RKF: A cardiologia é uma especialidade que evoluiu bastante e a brasileira não deixa a desejar para nenhuma do mundo – aliás, a medicina brasileira como um todo. Os médicos são muito preparados, competentes, temos centros de referência mundial.
PODER: Apesar disso, por que as pessoas estão morrendo e vão continuar morrendo?
RKF: Há vários estudos mostrando que o grande problema é a falta de prevenção. Quando o paciente infarta, ele tem a mais alta tecnologia para tratá-lo. Tanto que o risco de alguém morrer de infarto hoje é menor do que há dez anos. Mas por que as pessoas estão infartando mais? Por falta de prevenção. Por mais que haja campanhas das sociedades médicas, dos governos, a população não se conscientiza. E isso acontece no mundo inteiro.
PODER: Quais são os sintomas de que alguma coisa não vai bem com o coração?
RKF: O grande problema da doença coronária é que 50% das pessoas apresentam dor intensa no peito, no braço esquerdo, suor frio – chegam no pronto-socorro como se estivessem com uma placa “estou infartando”. Acontece que a doença cardiovascular é traiçoeira, insidiosa. Para os outros 50%, ela pode aparecer como uma dor leve no braço, nas costas, no estômago, pode ser algo parecido com angústia, que aperta o peito e sobe para o pescoço, uma dor que deixa a mandíbula dolorida ou outro sintoma inespecífico. As pessoas acabam morrendo porque, como a dor vem e passa espontaneamente, não procuram atendimento médico. Ou a pessoa sente dor de estômago, toma um remédio e a dor passa. Ou tem dor de dente e vai ao dentista, quando, na verdade, o problema é no coração.
PODER: O senhor se considera duro com seus pacientes?
RKF: Extremamente. O paciente é poderoso daqui para fora. A partir do momento em que entra por aquela porta, está sob minha responsabilidade. Então, sou extremamente rigoroso e realista, explico que ele tem de se cuidar, sou bem duro. Não fico dourando a pílula. Minha consulta não é um bate-papo, é uma consulta técnica.
PODER: O senhor se sente poderoso?
RKF: Poderoso, não. Sou sério.
PODER: E quando se sente impotente?
RKF: Quando você perde o paciente, se sente completamente impotente, incapaz, um lixo. Isso acontece até hoje, mesmo com toda a minha experiência. Para um médico, é muito difícil lidar com a morte do paciente. Não digo que dê a ideia de falha, porque um profissional sério faz tudo pelo paciente, mas dá uma ideia de incapacidade mesmo, de “eu não pude com isso”.

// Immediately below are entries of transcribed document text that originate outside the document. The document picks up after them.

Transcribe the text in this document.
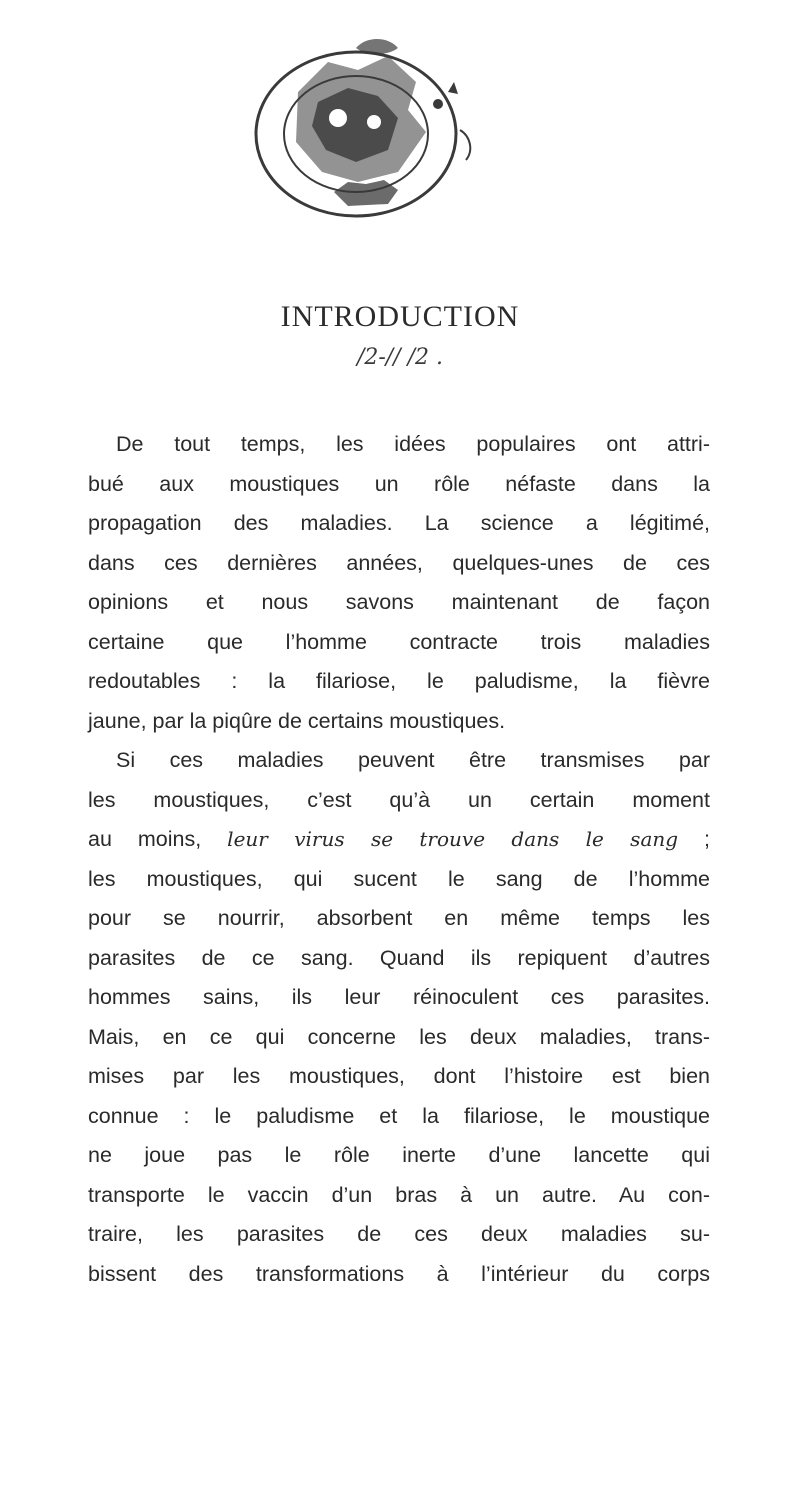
INTRODUCTION
/2-// /2 .
De tout temps, les idées populaires ont attri-
bué aux moustiques un rôle néfaste dans la
propagation des maladies. La science a légitimé,
dans ces dernières années, quelques-unes de ces
opinions et nous savons maintenant de façon
certaine que l’homme contracte trois maladies
redoutables : la filariose, le paludisme, la fièvre
jaune, par la piqûre de certains moustiques.
Si ces maladies peuvent être transmises par
les moustiques, c’est qu’à un certain moment
au moins, leur virus se trouve dans le sang ;
les moustiques, qui sucent le sang de l’homme
pour se nourrir, absorbent en même temps les
parasites de ce sang. Quand ils repiquent d’autres
hommes sains, ils leur réinoculent ces parasites.
Mais, en ce qui concerne les deux maladies, trans-
mises par les moustiques, dont l’histoire est bien
connue : le paludisme et la filariose, le moustique
ne joue pas le rôle inerte d’une lancette qui
transporte le vaccin d’un bras à un autre. Au con-
traire, les parasites de ces deux maladies su-
bissent des transformations à l’intérieur du corps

PODER: O que tira o senhor do sério?
RKF: Com a minha equipe, o que mais me irrita é mentira, enrolação. Por exemplo: eu ligo para uma das minhas assistentes e ela diz que está na UTI e não está. É uma bobagem, mas me irrita. Incompetência também me tira do sério. Outra coisa é quando minhas assistentes não atendem ao celular no primeiro toque – como agora, por exemplo (enquanto fala, está ligando para uma das assistentes). Eu atendo o celular no primeiro toque. Quando dá três toques e cai na caixa postal, fico transtornado! Também fico irritadíssimo quando uma secretária pergunta: “Vamos trabalhar no próximo feriado?”. Claro que sim! Natal, carnaval, isso não existe!

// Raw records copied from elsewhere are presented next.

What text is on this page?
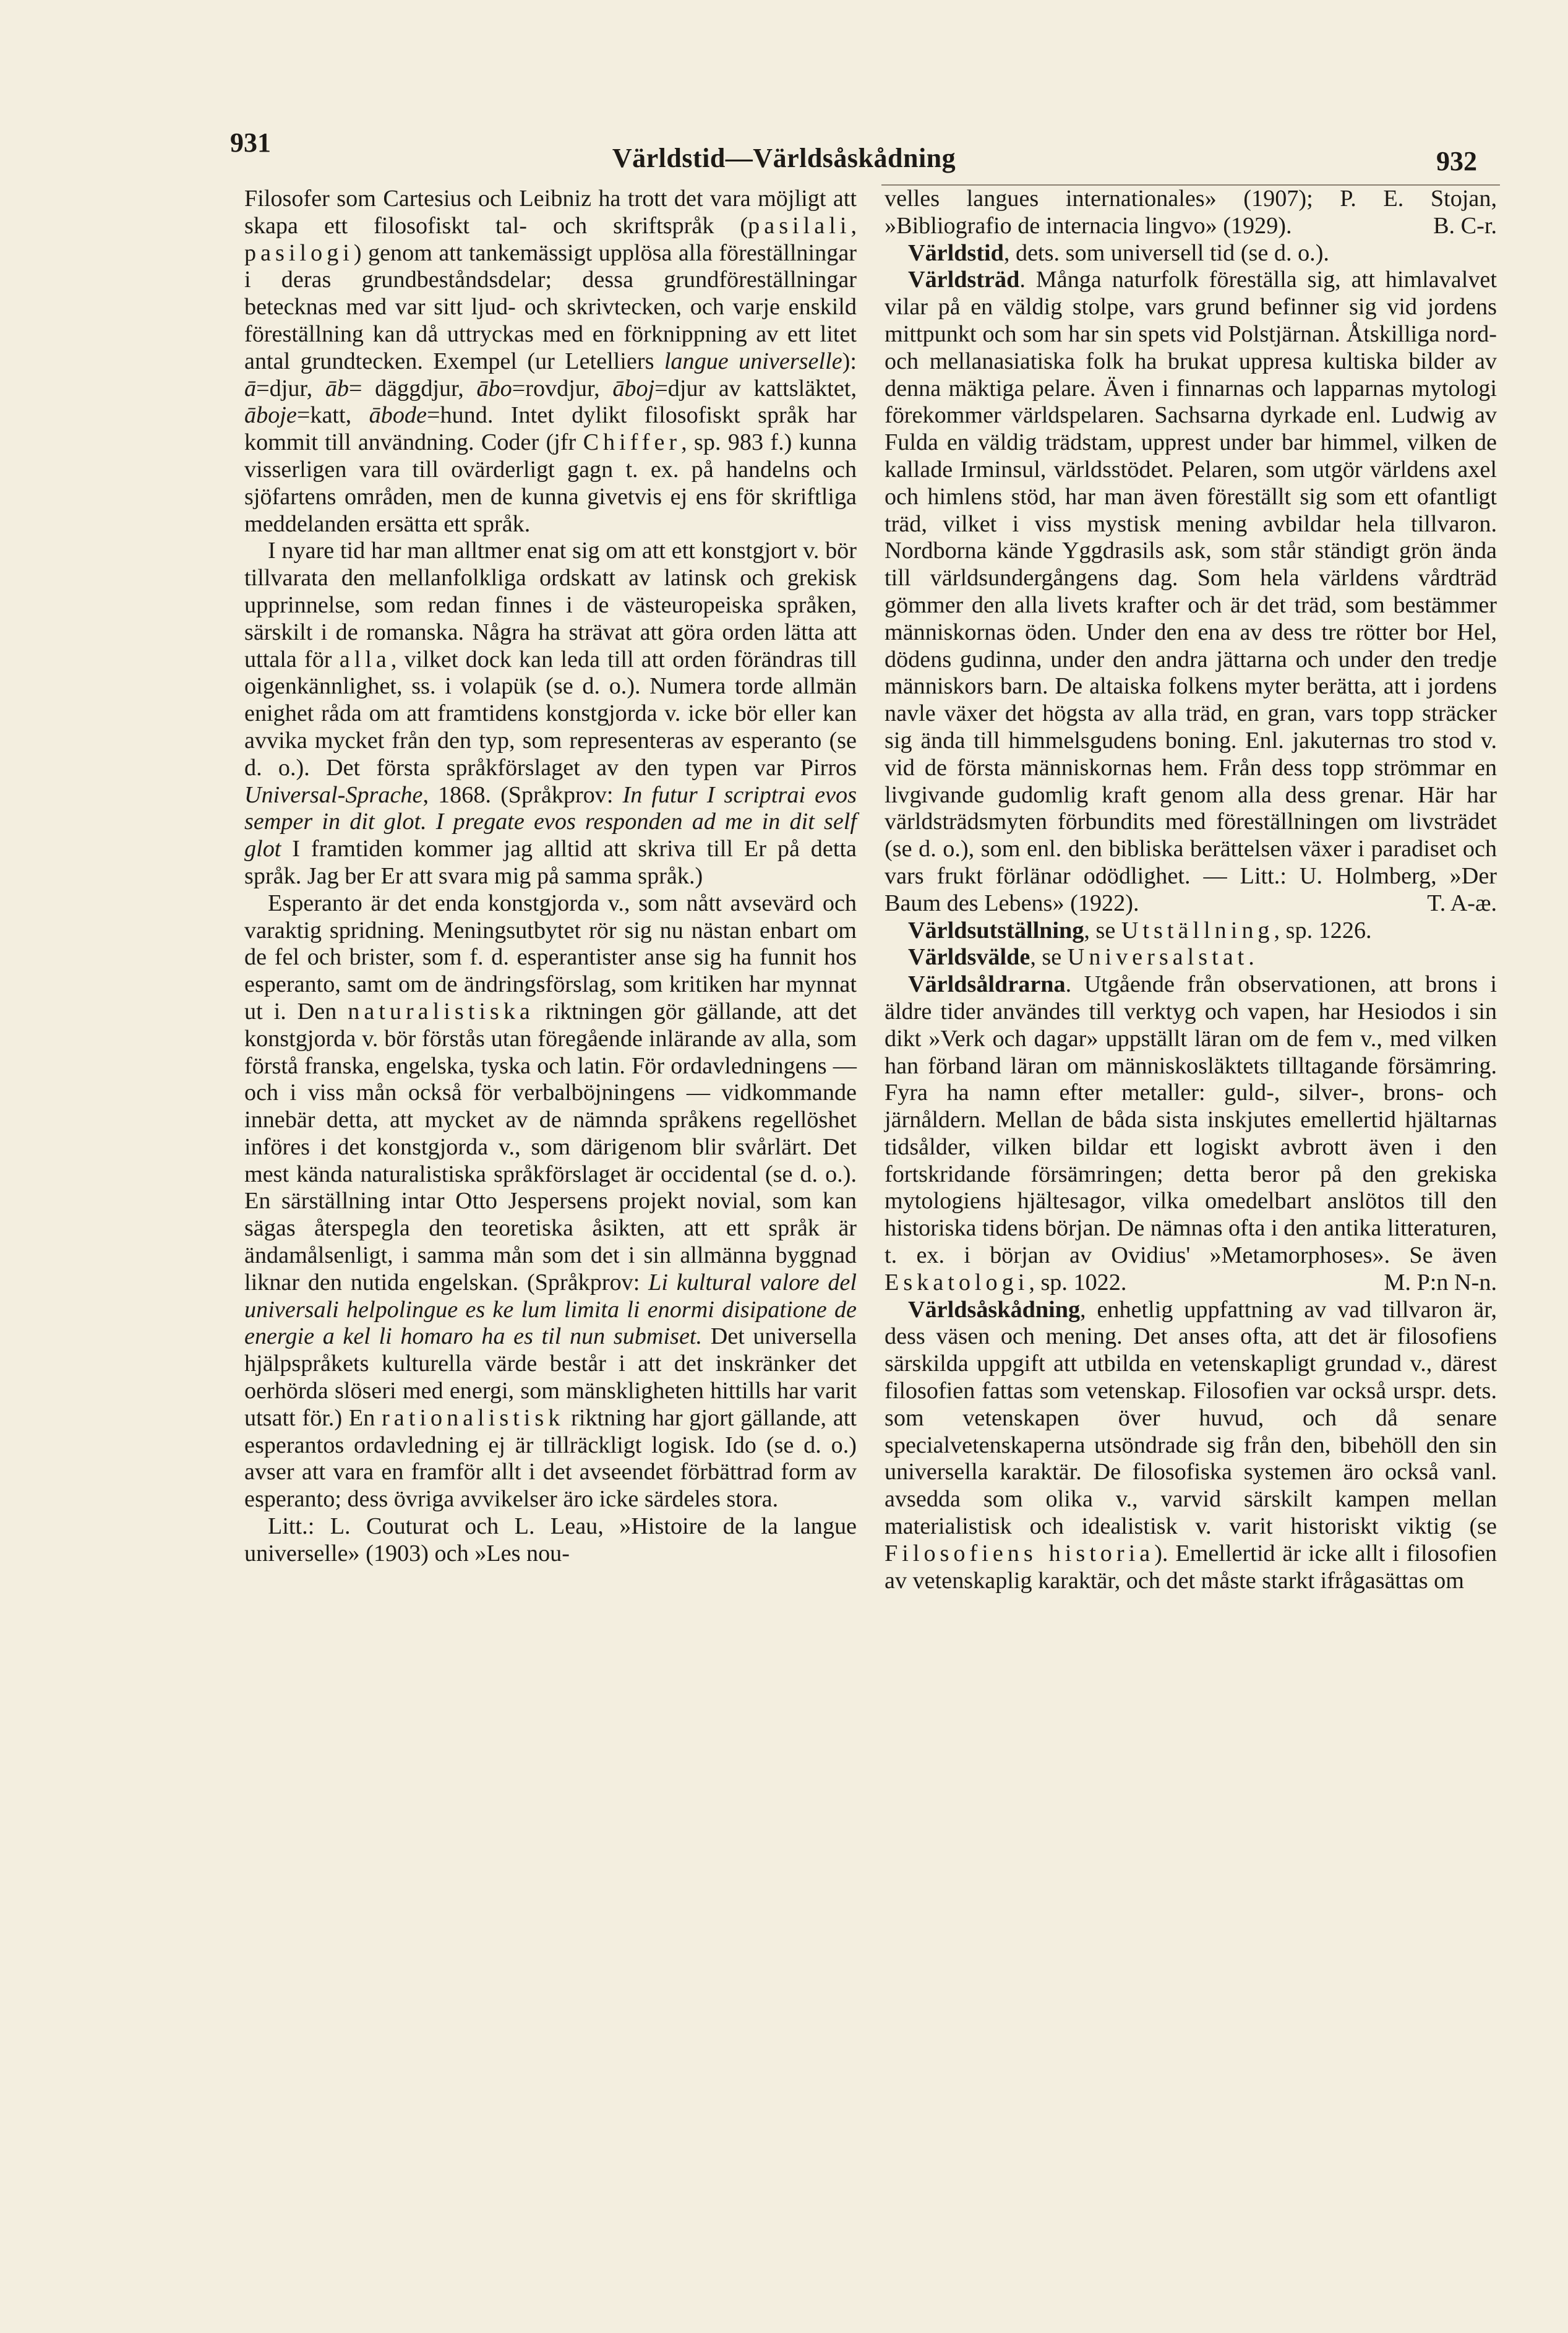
931
Världstid—Världsåskådning	932

Filosofer som Cartesius och Leibniz ha trott det vara möjligt att skapa ett filosofiskt tal- och skriftspråk (pasilali, pasilogi) genom att tankemässigt upplösa alla föreställningar i deras grundbeståndsdelar; dessa grundföreställningar betecknas med var sitt ljud- och skrivtecken, och varje enskild föreställning kan då uttryckas med en förknippning av ett litet antal grundtecken. Exempel (ur Letelliers langue universelle): ā=djur, āb= däggdjur, ābo=rovdjur, āboj=djur av kattsläktet, āboje=katt, ābode=hund. Intet dylikt filosofiskt språk har kommit till användning. Coder (jfr Chiffer, sp. 983 f.) kunna visserligen vara till ovärderligt gagn t. ex. på handelns och sjöfartens områden, men de kunna givetvis ej ens för skriftliga meddelanden ersätta ett språk.

I nyare tid har man alltmer enat sig om att ett konstgjort v. bör tillvarata den mellanfolkliga ordskatt av latinsk och grekisk upprinnelse, som redan finnes i de västeuropeiska språken, särskilt i de romanska. Några ha strävat att göra orden lätta att uttala för alla, vilket dock kan leda till att orden förändras till oigenkännlighet, ss. i volapük (se d. o.). Numera torde allmän enighet råda om att framtidens konstgjorda v. icke bör eller kan avvika mycket från den typ, som representeras av esperanto (se d. o.). Det första språkförslaget av den typen var Pirros Universal-Sprache, 1868. (Språkprov: In futur I scriptrai evos semper in dit glot. I pregate evos responden ad me in dit self glot I framtiden kommer jag alltid att skriva till Er på detta språk. Jag ber Er att svara mig på samma språk.)

Esperanto är det enda konstgjorda v., som nått avsevärd och varaktig spridning. Meningsutbytet rör sig nu nästan enbart om de fel och brister, som f. d. esperantister anse sig ha funnit hos esperanto, samt om de ändringsförslag, som kritiken har mynnat ut i. Den naturalistiska riktningen gör gällande, att det konstgjorda v. bör förstås utan föregående inlärande av alla, som förstå franska, engelska, tyska och latin. För ordavledningens — och i viss mån också för verbalböjningens — vidkommande innebär detta, att mycket av de nämnda språkens regellöshet införes i det konstgjorda v., som därigenom blir svårlärt. Det mest kända naturalistiska språkförslaget är occidental (se d. o.). En särställning intar Otto Jespersens projekt novial, som kan sägas återspegla den teoretiska åsikten, att ett språk är ändamålsenligt, i samma mån som det i sin allmänna byggnad liknar den nutida engelskan. (Språkprov: Li kultural valore del universali helpolingue es ke lum limita li enormi disipatione de energie a kel li homaro ha es til nun submiset. Det universella hjälpspråkets kulturella värde består i att det inskränker det oerhörda slöseri med energi, som mänskligheten hittills har varit utsatt för.) En rationalistisk riktning har gjort gällande, att esperantos ordavledning ej är tillräckligt logisk. Ido (se d. o.) avser att vara en framför allt i det avseendet förbättrad form av esperanto; dess övriga avvikelser äro icke särdeles stora.

Litt.: L. Couturat och L. Leau, »Histoire de la langue universelle» (1903) och »Les nou-

velles langues internationales» (1907); P. E. Stojan, »Bibliografio de internacia lingvo» (1929).	B. C-r.

Världstid, dets. som universell tid (se d. o.).

Världsträd. Många naturfolk föreställa sig, att himlavalvet vilar på en väldig stolpe, vars grund befinner sig vid jordens mittpunkt och som har sin spets vid Polstjärnan. Åtskilliga nord- och mellanasiatiska folk ha brukat uppresa kultiska bilder av denna mäktiga pelare. Även i finnarnas och lapparnas mytologi förekommer världspelaren. Sachsarna dyrkade enl. Ludwig av Fulda en väldig trädstam, upprest under bar himmel, vilken de kallade Irminsul, världsstödet. Pelaren, som utgör världens axel och himlens stöd, har man även föreställt sig som ett ofantligt träd, vilket i viss mystisk mening avbildar hela tillvaron. Nordborna kände Yggdrasils ask, som står ständigt grön ända till världsundergångens dag. Som hela världens vårdträd gömmer den alla livets krafter och är det träd, som bestämmer människornas öden. Under den ena av dess tre rötter bor Hel, dödens gudinna, under den andra jättarna och under den tredje människors barn. De altaiska folkens myter berätta, att i jordens navle växer det högsta av alla träd, en gran, vars topp sträcker sig ända till himmelsgudens boning. Enl. jakuternas tro stod v. vid de första människornas hem. Från dess topp strömmar en livgivande gudomlig kraft genom alla dess grenar. Här har världsträdsmyten förbundits med föreställningen om livsträdet (se d. o.), som enl. den bibliska berättelsen växer i paradiset och vars frukt förlänar odödlighet. — Litt.: U. Holmberg, »Der Baum des Lebens» (1922).	T. A-æ.

Världsutställning, se Utställning, sp. 1226.

Världsvälde, se Universalstat.

Världsåldrarna. Utgående från observationen, att brons i äldre tider användes till verktyg och vapen, har Hesiodos i sin dikt »Verk och dagar» uppställt läran om de fem v., med vilken han förband läran om människosläktets tilltagande försämring. Fyra ha namn efter metaller: guld-, silver-, brons- och järnåldern. Mellan de båda sista inskjutes emellertid hjältarnas tidsålder, vilken bildar ett logiskt avbrott även i den fortskridande försämringen; detta beror på den grekiska mytologiens hjältesagor, vilka omedelbart anslötos till den historiska tidens början. De nämnas ofta i den antika litteraturen, t. ex. i början av Ovidius' »Metamorphoses». Se även Eskatologi, sp. 1022.	M. P:n N-n.

Världsåskådning, enhetlig uppfattning av vad tillvaron är, dess väsen och mening. Det anses ofta, att det är filosofiens särskilda uppgift att utbilda en vetenskapligt grundad v., därest filosofien fattas som vetenskap. Filosofien var också urspr. dets. som vetenskapen över huvud, och då senare specialvetenskaperna utsöndrade sig från den, bibehöll den sin universella karaktär. De filosofiska systemen äro också vanl. avsedda som olika v., varvid särskilt kampen mellan materialistisk och idealistisk v. varit historiskt viktig (se Filosofiens historia). Emellertid är icke allt i filosofien av vetenskaplig karaktär, och det måste starkt ifrågasättas om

PODER: O senhor exige de seus assistentes a mesma dedicação pela carreira?
RKF: Sim, mas eles trabalham menos do que eu. Agora, têm de apanhar mesmo. Apanhei muito do doutor Pileggi (Fulvio Pileggi, diretor do InCor, tio de Kalil e de quem ele foi assistente), ele era muito duro. Essa geração de hoje é muito mais mole. Na minha época, a formação dos residentes era muito diferente, um esquema militar. Com o doutor Pileggi era 24 horas. Hoje, é tudo mais liberal. No InCor, impus um sistema rígido, porque é só assim que funciona. Tem de ter horário, responsabilidade, respeitar hierarquia, seguir protocolo – senão, não vai ser médico!

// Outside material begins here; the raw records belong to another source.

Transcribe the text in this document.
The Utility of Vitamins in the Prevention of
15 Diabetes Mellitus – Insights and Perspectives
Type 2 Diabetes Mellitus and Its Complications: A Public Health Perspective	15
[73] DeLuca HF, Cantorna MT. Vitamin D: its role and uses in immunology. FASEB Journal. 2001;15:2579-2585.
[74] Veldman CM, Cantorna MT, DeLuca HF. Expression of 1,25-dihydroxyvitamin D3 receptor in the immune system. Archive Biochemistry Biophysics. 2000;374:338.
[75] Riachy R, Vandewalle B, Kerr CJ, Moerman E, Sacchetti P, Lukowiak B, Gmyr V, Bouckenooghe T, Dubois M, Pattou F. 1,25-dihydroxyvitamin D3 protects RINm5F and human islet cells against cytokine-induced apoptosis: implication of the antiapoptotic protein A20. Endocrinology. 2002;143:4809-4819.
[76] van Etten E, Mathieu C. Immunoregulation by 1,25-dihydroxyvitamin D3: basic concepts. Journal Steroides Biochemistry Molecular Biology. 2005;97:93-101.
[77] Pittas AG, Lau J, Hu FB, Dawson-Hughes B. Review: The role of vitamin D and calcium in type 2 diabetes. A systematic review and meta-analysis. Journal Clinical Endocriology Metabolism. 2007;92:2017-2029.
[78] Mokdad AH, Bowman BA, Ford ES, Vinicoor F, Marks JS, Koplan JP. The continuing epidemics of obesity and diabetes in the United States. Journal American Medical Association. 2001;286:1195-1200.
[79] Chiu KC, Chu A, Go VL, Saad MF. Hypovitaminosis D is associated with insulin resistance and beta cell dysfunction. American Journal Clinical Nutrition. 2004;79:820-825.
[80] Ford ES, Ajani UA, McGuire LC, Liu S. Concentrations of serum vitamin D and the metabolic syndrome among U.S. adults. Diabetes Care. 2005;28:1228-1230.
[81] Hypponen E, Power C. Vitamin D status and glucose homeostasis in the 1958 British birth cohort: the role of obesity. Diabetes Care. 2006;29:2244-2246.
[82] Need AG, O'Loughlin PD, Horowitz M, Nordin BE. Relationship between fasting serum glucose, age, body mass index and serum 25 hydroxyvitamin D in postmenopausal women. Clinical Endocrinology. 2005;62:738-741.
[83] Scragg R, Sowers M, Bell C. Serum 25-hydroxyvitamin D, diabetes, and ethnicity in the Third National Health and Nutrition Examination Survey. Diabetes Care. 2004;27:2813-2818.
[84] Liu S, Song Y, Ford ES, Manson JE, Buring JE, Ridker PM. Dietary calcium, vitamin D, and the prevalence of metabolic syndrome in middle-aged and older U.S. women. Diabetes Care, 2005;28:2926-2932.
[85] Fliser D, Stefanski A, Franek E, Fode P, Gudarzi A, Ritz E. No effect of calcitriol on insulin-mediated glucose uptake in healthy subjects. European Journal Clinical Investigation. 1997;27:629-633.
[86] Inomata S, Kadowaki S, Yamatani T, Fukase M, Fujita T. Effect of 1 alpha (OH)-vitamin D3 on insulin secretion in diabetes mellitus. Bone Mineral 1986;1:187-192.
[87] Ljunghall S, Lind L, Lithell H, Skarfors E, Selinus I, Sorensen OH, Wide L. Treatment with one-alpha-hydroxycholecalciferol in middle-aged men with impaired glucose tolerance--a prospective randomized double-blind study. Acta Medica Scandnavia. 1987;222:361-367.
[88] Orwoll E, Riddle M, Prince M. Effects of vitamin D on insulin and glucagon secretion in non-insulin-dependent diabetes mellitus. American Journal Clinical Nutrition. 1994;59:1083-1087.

PODER: É verdade que o senhor não gosta de viajar?
RKF: É verdade, eu não gosto. Mas aprendi a descansar nos fins de semana. A Claudia me fez ver a importância disso. A vida inteira sempre vim ao hospital todos os dias. Nunca tive sábado, domingo, feriado. Mas a Claudia ficou tanto no meu pé que agora faço exercícios. Nos fins de semana, temos uma casa próxima a São Paulo. Então, duas sextas-feiras por mês, saio do consultório e vou para lá. No sábado, ando, faço exercício, descanso, durmo e, no domingo, volto para o hospital. É muito bom, até porque fico mais tempo com as minhas filhas, Rafaella e Isabella. Elas adoram!